Le Tribunal Administratif de Grenoble, statuant par ordonnance, a donné acte du désistement du requérant dans le cadre d'un recours en excès de pouvoir contre le refus de renouvellement d'un titre de séjour « Talent-salarié qualifié ». Le tribunal a constaté que le requérant, mis en demeure de confirmer le maintien de ses conclusions, n'avait pas répondu dans le délai imparti. Il a donc appliqué les articles R. 612-5-1 et R. 611-8-6 du code de justice administrative pour prononcer ce désistement d'office, mettant ainsi fin à l'instance sans examen du fond.
Texte intégral
Vu la procédure suivante :
Par une requête enregistrée le 31 mars 2025, M. B... A... représenté par Me Aboudahab, demande au tribunal :
1°) d’annuler la décision du 31 janvier 2025 par laquelle la préfète de l'Isère a cloturé son dossier de demande de renouvellement de son titre de séjour;
2°) d’enjoindre à la préfète de l’Isère de lui délivrer un titre de séjour « Talent-salarié qualifié » dans un délai d’un mois;
3°) de mettre à la charge de l’Etat la somme de 2 000 euros au titre des frais exposés et non compris dans les dépens.

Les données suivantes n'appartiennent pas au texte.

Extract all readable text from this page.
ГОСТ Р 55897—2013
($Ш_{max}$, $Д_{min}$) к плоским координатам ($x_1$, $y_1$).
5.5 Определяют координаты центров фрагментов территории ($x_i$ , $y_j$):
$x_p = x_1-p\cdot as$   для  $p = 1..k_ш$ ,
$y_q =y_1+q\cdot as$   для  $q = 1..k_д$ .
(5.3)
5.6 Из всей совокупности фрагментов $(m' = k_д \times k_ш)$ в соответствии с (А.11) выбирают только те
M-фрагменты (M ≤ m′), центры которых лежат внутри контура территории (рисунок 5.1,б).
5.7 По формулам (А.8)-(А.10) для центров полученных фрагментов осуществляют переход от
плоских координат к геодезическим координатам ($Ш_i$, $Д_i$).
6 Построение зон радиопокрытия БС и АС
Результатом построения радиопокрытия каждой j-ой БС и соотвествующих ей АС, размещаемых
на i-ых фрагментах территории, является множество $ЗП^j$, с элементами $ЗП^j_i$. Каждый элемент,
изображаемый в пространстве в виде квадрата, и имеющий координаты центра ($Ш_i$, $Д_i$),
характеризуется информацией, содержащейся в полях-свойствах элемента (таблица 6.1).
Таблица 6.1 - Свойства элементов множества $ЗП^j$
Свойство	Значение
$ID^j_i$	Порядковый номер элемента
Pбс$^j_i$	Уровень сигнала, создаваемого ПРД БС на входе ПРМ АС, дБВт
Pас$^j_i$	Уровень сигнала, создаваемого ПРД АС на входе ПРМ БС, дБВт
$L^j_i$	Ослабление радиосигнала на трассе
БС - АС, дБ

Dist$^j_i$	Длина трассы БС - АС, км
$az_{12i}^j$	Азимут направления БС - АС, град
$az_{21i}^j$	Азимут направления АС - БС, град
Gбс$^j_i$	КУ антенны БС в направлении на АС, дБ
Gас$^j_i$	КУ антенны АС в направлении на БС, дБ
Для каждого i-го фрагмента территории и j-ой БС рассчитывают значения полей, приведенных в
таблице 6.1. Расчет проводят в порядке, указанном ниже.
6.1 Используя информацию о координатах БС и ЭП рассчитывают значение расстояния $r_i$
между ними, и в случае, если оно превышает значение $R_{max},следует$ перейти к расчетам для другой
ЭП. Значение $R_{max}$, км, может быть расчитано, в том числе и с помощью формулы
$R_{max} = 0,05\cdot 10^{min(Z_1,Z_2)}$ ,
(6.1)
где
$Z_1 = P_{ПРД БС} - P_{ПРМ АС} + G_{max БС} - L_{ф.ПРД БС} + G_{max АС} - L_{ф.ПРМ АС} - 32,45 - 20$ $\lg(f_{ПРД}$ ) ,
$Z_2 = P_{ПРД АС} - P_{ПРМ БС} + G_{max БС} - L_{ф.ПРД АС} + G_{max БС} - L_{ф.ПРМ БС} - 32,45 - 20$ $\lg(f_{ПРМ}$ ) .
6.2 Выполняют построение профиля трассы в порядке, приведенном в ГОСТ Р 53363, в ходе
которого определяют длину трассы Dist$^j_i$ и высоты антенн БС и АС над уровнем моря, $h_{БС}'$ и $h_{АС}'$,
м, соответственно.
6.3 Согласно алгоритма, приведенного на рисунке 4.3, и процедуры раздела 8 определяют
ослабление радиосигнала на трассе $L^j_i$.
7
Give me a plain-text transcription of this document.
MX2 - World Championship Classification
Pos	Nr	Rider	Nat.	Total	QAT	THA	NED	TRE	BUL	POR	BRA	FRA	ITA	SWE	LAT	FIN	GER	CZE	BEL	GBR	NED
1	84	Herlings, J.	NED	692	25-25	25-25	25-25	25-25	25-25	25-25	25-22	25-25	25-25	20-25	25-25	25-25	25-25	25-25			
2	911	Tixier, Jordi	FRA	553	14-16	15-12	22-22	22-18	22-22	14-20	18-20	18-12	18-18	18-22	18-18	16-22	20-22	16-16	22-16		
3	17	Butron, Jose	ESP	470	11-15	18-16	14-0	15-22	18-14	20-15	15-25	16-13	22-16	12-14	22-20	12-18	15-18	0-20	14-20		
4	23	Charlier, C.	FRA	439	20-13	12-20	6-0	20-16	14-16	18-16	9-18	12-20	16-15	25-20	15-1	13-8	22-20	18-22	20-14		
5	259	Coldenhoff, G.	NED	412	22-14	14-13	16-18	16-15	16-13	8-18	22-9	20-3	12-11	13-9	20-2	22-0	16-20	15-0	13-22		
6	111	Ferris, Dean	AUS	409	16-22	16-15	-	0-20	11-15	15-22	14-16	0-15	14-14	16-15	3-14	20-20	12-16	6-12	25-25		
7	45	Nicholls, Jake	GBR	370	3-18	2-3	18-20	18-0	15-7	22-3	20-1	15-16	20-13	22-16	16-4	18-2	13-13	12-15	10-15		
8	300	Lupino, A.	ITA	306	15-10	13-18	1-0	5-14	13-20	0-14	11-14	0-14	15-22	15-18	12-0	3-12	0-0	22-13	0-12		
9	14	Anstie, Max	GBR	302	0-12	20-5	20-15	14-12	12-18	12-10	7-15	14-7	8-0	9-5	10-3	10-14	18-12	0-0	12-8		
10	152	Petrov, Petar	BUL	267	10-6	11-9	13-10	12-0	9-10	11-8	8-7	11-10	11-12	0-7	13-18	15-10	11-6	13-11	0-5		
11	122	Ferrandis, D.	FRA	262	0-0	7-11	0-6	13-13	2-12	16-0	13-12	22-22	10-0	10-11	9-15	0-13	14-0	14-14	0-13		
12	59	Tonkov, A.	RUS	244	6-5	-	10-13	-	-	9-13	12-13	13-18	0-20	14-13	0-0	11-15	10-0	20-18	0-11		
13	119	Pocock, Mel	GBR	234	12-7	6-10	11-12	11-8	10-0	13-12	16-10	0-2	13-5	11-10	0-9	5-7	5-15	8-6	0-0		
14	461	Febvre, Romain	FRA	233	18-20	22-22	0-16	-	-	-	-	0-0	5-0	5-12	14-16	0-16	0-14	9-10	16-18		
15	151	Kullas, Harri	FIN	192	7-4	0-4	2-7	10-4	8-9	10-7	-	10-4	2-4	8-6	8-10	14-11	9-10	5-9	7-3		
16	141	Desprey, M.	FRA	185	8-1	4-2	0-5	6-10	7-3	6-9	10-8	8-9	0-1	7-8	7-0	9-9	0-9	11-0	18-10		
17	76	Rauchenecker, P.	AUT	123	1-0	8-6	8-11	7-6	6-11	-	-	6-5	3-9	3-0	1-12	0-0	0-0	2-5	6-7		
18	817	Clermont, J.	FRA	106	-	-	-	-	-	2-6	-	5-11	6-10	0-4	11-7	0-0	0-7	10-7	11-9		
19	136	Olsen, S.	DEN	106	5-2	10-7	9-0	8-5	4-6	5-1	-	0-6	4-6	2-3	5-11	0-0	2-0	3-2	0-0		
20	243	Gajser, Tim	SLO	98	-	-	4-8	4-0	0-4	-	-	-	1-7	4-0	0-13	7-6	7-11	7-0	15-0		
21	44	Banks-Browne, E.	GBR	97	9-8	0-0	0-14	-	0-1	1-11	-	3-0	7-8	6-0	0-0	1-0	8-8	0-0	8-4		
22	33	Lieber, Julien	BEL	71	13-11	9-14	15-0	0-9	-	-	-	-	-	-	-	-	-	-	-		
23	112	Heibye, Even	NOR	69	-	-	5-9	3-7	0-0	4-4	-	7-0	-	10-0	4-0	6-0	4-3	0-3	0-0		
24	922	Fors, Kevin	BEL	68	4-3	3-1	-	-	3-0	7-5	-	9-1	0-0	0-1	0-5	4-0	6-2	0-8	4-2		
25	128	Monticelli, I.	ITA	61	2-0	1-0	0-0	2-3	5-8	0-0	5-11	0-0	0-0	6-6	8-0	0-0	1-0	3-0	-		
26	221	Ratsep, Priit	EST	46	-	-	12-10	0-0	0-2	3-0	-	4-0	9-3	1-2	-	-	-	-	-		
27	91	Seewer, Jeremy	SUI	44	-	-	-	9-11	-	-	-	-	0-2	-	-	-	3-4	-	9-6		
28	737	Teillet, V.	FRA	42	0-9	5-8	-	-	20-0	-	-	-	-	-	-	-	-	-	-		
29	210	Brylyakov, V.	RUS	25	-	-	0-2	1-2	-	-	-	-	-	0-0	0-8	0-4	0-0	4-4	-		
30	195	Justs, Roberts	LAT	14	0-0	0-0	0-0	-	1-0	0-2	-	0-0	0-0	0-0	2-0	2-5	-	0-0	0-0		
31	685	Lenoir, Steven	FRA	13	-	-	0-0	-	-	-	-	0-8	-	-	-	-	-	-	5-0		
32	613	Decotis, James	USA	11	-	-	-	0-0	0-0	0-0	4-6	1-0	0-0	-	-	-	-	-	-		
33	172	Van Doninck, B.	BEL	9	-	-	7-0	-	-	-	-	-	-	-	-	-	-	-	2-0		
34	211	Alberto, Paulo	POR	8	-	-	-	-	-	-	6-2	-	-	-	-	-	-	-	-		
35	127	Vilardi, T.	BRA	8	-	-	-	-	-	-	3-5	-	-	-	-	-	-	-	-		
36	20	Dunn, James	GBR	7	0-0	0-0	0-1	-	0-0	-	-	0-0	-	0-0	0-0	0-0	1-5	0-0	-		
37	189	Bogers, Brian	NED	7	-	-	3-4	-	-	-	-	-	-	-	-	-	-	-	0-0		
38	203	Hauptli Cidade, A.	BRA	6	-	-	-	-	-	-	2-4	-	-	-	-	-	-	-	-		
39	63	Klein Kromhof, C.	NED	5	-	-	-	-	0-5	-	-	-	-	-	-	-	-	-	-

Par un mémoire en défense enregistré le 27 mai 2025, la préfète de l’Isère conclut au rejet de la requête.
Par un courrier du 16 janvier 2026, le président de la formation de jugement a informé M. A..., qu’à défaut de réception de la confirmation du maintien de ses conclusions dans le délai d’un mois, il serait réputé s’en être désisté en application des dispositions de l’article R. 612-5-1 du code de justice administrative.
Vu les autres pièces du dossier.
Vu le code de justice administrative.
Considérant ce qui suit :
Le code de justice administrative dispose à son article R. 222-1 que : « Les présidents de tribunal administratif (…) et les présidents de formation de jugement des tribunaux (…) peuvent, par ordonnance : / 1 donner acte des désistements ; (...) » ; à son article R. 612-5-1 que : « Lorsque l'état du dossier permet de s'interroger sur l'intérêt que la requête conserve pour son auteur, le président de la formation de jugement ou, au Conseil d'Etat, le président de la chambre chargée de l'instruction, peut inviter le requérant à confirmer expressément le maintien de ses conclusions. La demande qui lui est adressée mentionne que, à défaut de réception de cette confirmation à l'expiration du délai fixé, qui ne peut être inférieur à un mois, il sera réputé s'être désisté de l'ensemble de ses conclusions. ».
Aux termes de l’article R. 611-8-6 du code de justice administrative : « Les parties sont réputées avoir reçu la communication ou la notification à la date de première consultation du document qui leur a été adressé par voie électronique, certifiée par l'accusé de réception délivré par l'application informatique, ou, à défaut de consultation dans un délai de deux jours ouvrés à compter de la date de mise à disposition du document dans l'application, à l'issue de ce délai. Sauf demande contraire de leur part, les parties sont alertées de toute nouvelle communication ou notification par un message électronique envoyé à l'adresse choisie par elles. ».
3. Il ressort des pièces du dossier que la demande prévue par les dispositions de l’article R. 612-5-1 du code de justice administrative, mentionnée ci-dessus, a été adressée au conseil de M. A... au moyen de l’application Télérecours le 16 janvier 2026. En application de l’article R. 611-8-6 du code de justice administrative, et en l’absence d’accusé de lecture de ce courrier, le requérant est réputé en avoir reçu notification dans le délai de deux jours ouvrés à compter de la date de mise à disposition de ce courrier. Le délai d’un mois imparti à M. A..., pour confirmer expressément le maintien de ses conclusions, étant expiré sans qu’une telle confirmation ne soit intervenue, M. A... est réputé s’être désisté de leur requête. Dès lors, il y a lieu de lui en donner acte.
O R D O N N E :
Article 1er :
Il est donné acte du désistement de la requête de M. A....
Article 2 :
La présente ordonnance sera notifiée à M. B... A..., à Me Aboudahab et à la préfète de l’Isère.
Fait à Grenoble le 3 avril 2026.
Le président de la 1ère chambre,
P. Thierry
La République mande et ordonne à la préfète de l’Isère en ce qui la concerne ou à tous commissaires de justice à ce requis en ce qui concerne les voies de droit commun, contre les parties privées, de pourvoir à l'exécution de la présente décision.